To Pray for the Dead is to Evoke God’s Limitless Mercy
Thought for the Week, November 9, 2025
“For us, our homeland is in heaven” (Phil 3:30)
These words of St. Paul remind us that this world is not our permanent abode. We are to live here not as settlers but as pilgrims, as people on the move to their heavenly homeland. These words remind us that while we seek the goods of this earth, we must seek heaven alone. The words of a Catholic hymn attributed to I. Williams come to mind, words that clearly point to the thought of St Augustine of Hippo in his Confessions:
One thought only have we
As we journey on
‘Tis our soul’s salvation,
That and that alone.
Seeking heaven alone brings true happiness.
On All Saints’ Day, we who are pilgrims on earth, we who journey on through this world, venerate the memory and ask for the prayers of those men and women of faith who once lived with us here, who like us journeyed through this world, and who are now in the heavenly homeland, in the Father’s house.
On All Souls’ Day, we who are pilgrims on earth pray for those who once lived here with us, who have gone before us, but whose souls still need to undergo purification before they can be admitted into the heavenly homeland. They have gone before us. But they are not yet in the heavenly abode.
During this earthly life of ours, after we have been washed clean by the waters of baptism, and by the cleansing blood of our Lord and Saviour Jesus Christ, we still find ourselves swimming in the muddy waters of sin, covered in the dirt of sin. Our heavenly homeland, our destination, is the abode of holiness, home of our God who alone is holy, and who has put in us the desire to see his face. But, because we are made impure by our sins, by our failure to love rightly, we need to be purified before we can enter the heavenly presence and see the face of our God.
When we pray for the dead, we invoke God in his mercy to liberate souls from the impurities of sin that make them unworthy to be allowed into the heavenly homeland. We pray for the dead because our God is merciful, and his mercy is limitless.
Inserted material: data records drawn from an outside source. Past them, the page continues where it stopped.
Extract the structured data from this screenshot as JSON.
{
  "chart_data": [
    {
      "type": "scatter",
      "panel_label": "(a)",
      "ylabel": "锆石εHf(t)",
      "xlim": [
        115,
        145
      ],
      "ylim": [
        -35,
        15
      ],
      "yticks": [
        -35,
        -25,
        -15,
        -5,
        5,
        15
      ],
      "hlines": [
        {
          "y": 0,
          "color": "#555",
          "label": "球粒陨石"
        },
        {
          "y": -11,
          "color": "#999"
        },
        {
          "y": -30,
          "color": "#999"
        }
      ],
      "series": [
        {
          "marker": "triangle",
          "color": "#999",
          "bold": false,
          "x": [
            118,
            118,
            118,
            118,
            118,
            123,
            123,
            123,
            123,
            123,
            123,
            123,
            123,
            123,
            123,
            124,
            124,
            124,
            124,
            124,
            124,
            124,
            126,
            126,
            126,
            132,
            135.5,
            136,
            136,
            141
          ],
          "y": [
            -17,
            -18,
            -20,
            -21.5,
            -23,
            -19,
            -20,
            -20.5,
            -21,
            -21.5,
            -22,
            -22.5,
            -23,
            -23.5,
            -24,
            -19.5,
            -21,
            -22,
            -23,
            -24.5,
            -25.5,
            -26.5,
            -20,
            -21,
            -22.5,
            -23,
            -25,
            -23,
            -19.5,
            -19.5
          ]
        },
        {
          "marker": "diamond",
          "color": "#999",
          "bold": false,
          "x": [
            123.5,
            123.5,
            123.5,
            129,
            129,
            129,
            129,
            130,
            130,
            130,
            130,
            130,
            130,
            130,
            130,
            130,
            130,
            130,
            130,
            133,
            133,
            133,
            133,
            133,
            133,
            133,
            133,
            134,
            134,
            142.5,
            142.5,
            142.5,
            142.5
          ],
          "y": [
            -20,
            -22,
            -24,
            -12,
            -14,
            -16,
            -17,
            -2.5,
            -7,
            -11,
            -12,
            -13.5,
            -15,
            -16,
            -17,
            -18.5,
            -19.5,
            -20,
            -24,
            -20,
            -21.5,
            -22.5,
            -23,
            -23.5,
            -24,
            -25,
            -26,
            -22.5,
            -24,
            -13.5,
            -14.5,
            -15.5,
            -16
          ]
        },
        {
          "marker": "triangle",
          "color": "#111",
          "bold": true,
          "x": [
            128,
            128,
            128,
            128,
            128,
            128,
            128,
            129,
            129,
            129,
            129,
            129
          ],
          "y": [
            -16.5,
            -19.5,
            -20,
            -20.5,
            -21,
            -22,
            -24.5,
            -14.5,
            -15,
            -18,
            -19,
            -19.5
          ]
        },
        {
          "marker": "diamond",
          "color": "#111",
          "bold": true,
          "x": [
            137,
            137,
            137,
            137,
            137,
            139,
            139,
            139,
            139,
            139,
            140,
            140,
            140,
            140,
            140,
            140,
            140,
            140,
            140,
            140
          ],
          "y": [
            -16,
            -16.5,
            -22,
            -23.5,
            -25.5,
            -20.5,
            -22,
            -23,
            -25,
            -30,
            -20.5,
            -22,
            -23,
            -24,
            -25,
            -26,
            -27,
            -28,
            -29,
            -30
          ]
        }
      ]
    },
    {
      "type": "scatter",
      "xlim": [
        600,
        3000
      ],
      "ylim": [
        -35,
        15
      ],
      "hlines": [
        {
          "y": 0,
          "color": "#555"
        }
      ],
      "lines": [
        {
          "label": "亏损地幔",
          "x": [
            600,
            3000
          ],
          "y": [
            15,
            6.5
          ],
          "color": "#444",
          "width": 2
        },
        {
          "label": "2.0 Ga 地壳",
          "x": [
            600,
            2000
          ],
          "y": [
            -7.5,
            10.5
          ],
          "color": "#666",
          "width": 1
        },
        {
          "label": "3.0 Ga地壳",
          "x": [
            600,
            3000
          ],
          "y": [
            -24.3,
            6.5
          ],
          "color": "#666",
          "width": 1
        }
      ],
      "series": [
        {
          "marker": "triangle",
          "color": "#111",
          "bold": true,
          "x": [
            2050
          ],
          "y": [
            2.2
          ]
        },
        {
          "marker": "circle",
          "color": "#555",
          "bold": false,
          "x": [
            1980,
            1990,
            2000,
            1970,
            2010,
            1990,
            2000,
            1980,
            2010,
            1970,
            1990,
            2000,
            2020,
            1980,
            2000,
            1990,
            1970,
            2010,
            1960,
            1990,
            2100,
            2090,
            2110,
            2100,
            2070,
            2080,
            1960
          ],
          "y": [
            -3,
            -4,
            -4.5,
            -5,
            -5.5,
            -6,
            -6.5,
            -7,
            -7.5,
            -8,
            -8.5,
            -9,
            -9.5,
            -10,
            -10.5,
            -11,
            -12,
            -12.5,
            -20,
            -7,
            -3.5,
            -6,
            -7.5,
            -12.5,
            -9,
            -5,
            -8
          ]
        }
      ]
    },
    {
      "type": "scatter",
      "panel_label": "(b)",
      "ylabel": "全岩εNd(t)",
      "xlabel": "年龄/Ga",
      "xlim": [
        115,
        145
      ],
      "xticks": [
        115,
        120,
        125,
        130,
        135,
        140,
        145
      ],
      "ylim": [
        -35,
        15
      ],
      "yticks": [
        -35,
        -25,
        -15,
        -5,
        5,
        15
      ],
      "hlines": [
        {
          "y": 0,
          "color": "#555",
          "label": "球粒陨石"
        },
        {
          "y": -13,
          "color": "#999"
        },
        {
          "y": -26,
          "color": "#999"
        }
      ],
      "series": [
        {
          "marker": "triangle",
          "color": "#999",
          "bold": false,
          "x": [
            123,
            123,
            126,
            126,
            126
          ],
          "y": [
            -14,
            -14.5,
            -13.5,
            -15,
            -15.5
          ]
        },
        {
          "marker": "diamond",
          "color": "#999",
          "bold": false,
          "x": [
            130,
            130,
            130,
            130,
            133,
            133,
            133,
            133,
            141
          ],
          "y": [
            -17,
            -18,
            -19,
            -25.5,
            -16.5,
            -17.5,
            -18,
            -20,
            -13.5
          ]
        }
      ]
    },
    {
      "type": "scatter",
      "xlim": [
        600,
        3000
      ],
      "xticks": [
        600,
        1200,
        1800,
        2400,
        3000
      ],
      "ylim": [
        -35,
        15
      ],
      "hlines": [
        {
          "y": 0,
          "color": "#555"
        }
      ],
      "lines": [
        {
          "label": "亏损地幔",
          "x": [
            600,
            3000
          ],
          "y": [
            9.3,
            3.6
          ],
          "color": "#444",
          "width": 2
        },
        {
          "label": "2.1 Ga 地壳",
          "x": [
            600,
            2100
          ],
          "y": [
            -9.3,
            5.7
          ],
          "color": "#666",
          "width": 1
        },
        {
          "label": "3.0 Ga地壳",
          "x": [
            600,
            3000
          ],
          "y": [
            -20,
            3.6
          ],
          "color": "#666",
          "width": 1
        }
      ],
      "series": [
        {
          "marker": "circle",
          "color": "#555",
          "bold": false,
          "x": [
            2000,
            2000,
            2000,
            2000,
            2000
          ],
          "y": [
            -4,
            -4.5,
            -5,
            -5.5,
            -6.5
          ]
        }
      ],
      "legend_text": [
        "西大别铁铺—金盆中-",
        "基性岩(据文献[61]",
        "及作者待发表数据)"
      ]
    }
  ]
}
Not even death, cessation of our breath, can limit God’s mercy. God hears our prayers when we pray for the dead because God’s mercy is limitless. Praying for the dead is an evocation of God’s endless mercy.
Praying for the dead is a sign of our belief in the resurrection of the dead. We learn this from the Second Book of Maccabees, in the story of Judas, who, from the land of captivity, took a collection, sent it to Jerusalem, to have a sacrifice offered for the dead because of his belief in the resurrection. We read that if Judas the Maccabean had not believed in the resurrection of those who have fallen in death, “it would have been superfluous and foolish to pray for the dead.” He had an atonement sacrifice offered for the dead, “so that they might be released from their sin.”
St Monica, mother of St. Augustine, said to her son at the point of her death: “One thing only do I ask of you, that you remember me at the altar of the Lord wherever you may be” (Confessions, Bk XI).
When we pray for the dead, we are doing what St. Monica asked of St. Augustine. We remember them “at the altar of the Lord”, as we do at every Mass. Like Judas the Maccabean, when we pray for the dead, we unite ourselves with the atonement sacrifice offered by Christ Jesus on the cross. We do this at every Mass when we offer the sacrifice of Christ Jesus the head and of his body the Church. We offer the holy sacrifice of the Mass praying for the dead because we believe that “just as Jesus died and has risen again, so through Jesus, God will bring with him those who have fallen asleep.”
Praying for the dead expresses our faith and our hope in the resurrection. If we did not believe and hope in the resurrection, we would not be praying for the dead. We believe that Jesus, the immortal Son of God, embraced our humanity when he took mortal flesh in the womb of Mary. Our Christian faith teaches us that he became flesh “for ourselves and for our salvation”. We believe that he became flesh to die for us, that he died to destroy sin and death, and he rose so that we who have died to sin can rise with him.
The resurrection of Jesus assures us that we too will rise again. After his resurrection, Christ our head ascended into heaven where he continues to intercede for us sinners. When we pray for the dead, we the Church, his body, are united to Christ our head who continues to intercede for us at the right hand of the Father. We pray for the purification of souls so that the fruit of Christ’s victory over death will be theirs. We pray so that, purified by water and blood which flowed from the side of Jesus on the cross, they can return to the everlasting joy of our heavenly homeland.
Even as we celebrate the liturgy on All Souls’ Day with great solemnity, let us know that it is not a day of mourning but a day of prayer. Whoever prays hopes, and whoever hopes prays. All Souls’ Day is a day of joyful hope in the resurrection, a day of joyful hope that when we die death will be swallowed up in victory.
We pray for all souls, for all our departed ones, so that, in the words of Odilo, Abbot of the monastery of Cluny, “In return for their faith and good works they will receive the kingdom of heaven from their Saviour who is God Almighty, and who lives and reigns with the Father and the Holy Spirit through endless ages. Amen.”